PAR VIVIANE SAULNIER
Janet Macpherson, influencée par son éducation catholique et inspirée des migrations de certains peuples présente Migration, une œuvre installative où des animaux hétéroclites prennent place sur une arche, un pont vers une destination inconnue. Ces êtres singuliers se déplacent ensemble, mais seuls à la fois. Certains peinent, certains sont portés, certains guident la procession tandis que d’autres tombent et sont laissés pour compte. Cette installation peut évoquer plusieurs avenues différentes, tombant dans la représentation de notre société, ou davantage dans une réminiscence de symboles et idéologies religieuses.
Ma première réaction à la vue de cette œuvre fut une admiration réelle pour l’artiste, et une fascination sans égale pour son travail. Ses personnages hybrides, si délicats et fragiles par leur matière, travaillés avec minutie et sensibilité réussissent à dégager une puissante force de caractère. Certains me semblèrent plus poétiques, d’autres plus étranges et rigolos, mais chacun était insufflé d’une grande singularité. Ainsi, à chaque petite pièce que je visitai du regard, un monde et une biographie complète prenaient forme.

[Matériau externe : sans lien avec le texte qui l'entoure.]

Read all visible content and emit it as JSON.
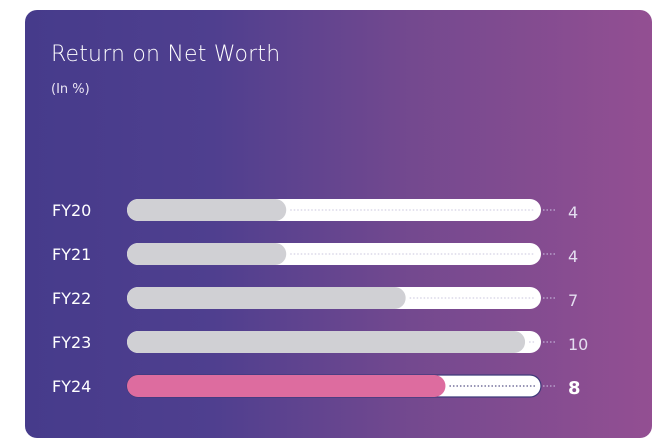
{
  "chart_data": {
    "type": "bar",
    "title": "Return on Net Worth",
    "subtitle": "(In %)",
    "categories": [
      "FY20",
      "FY21",
      "FY22",
      "FY23",
      "FY24"
    ],
    "values": [
      4,
      4,
      7,
      10,
      8
    ],
    "value_labels": [
      "4",
      "4",
      "7",
      "10",
      "8"
    ],
    "highlight_index": 4,
    "orientation": "horizontal",
    "xlim": [
      0,
      10.4
    ],
    "grid": false,
    "colors": {
      "bar": "#d0d0d4",
      "highlight_bar": "#dd6c9f",
      "track": "#ffffff",
      "connector": "#cfc6e6"
    }
  }
}
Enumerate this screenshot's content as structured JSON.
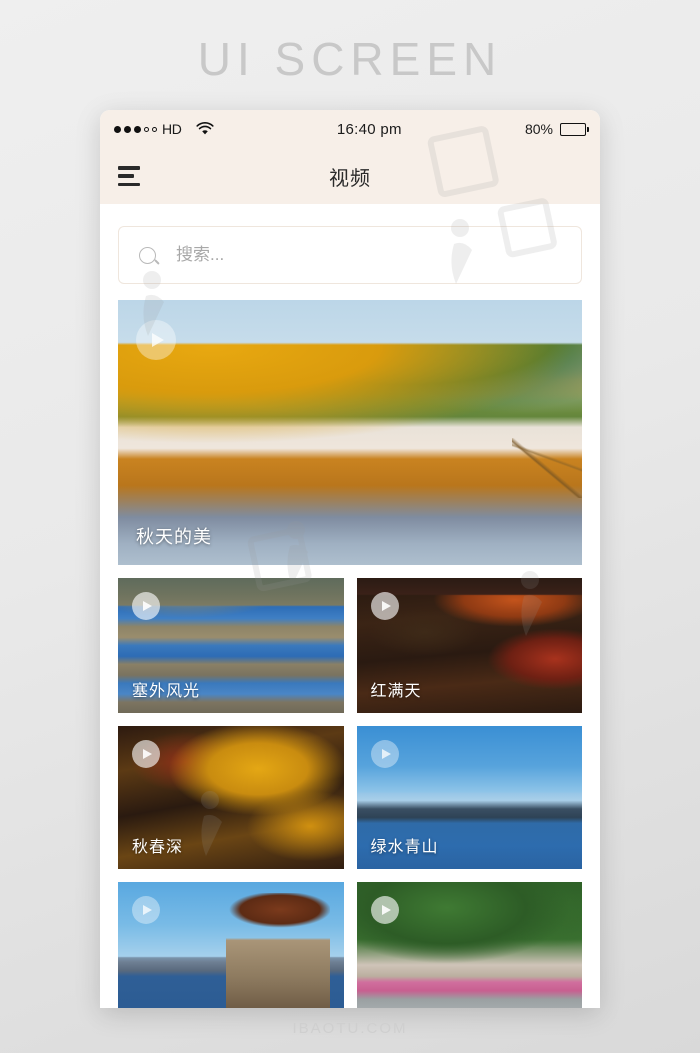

En installant les personnages de Macpherson sur l’arche, nous fûmes peu à peu entrainées dans une aventure malgré nous. Le processus d’installation et le fait de devoir choisir où irait chaque pièce, de voir comment elles pourraient interagir ensemble ou même avec l’extérieur se fit naturellement en fonction de la personnalité de chacune d’entre elles. Les personnages les plus confiants se sont donc instinctivement retrouvés en tête, alors que les plus lents ou plus inattentifs se retrouvèrent davantage vers la fin. C’était comme si l’histoire se construisait d’elle-même devant nous. En réalisant cette étape du montage, j’ai ressenti excitation et apaisement à la fois. La construction d’un narratif et le processus d’analyse impliqué dans la disposition de si belles pièces nous enlevèrent dans une certaine euphorie animant les discussions. Ces moments plus fébriles faisaient ensuite place à des moments de calme, où, concentrés au côté technique du montage, nous partagions des moments de silences atténués de quelques rares mots. Chaque moment fut précieux et chaque discussion en découlant, surtout sur nos différentes interprétations de tel ou tel personnage, nous anime encore simplement en l’évoquant.
C’est en outre une installation que j’ai trouvé intéressante autant sur le plan technique qu’à travers le lyrisme dans lequel on peut s’emporter en essayant de la signifier. Migration de Janet Macpherson vaut la peine d’être observé avec temps et attention. L'oeuvre se trouvera du 1er août au 11 septembre à la Galerie d’art du Parc dans le cadre de la 9e Biennale nationale de sculpture contemporaine.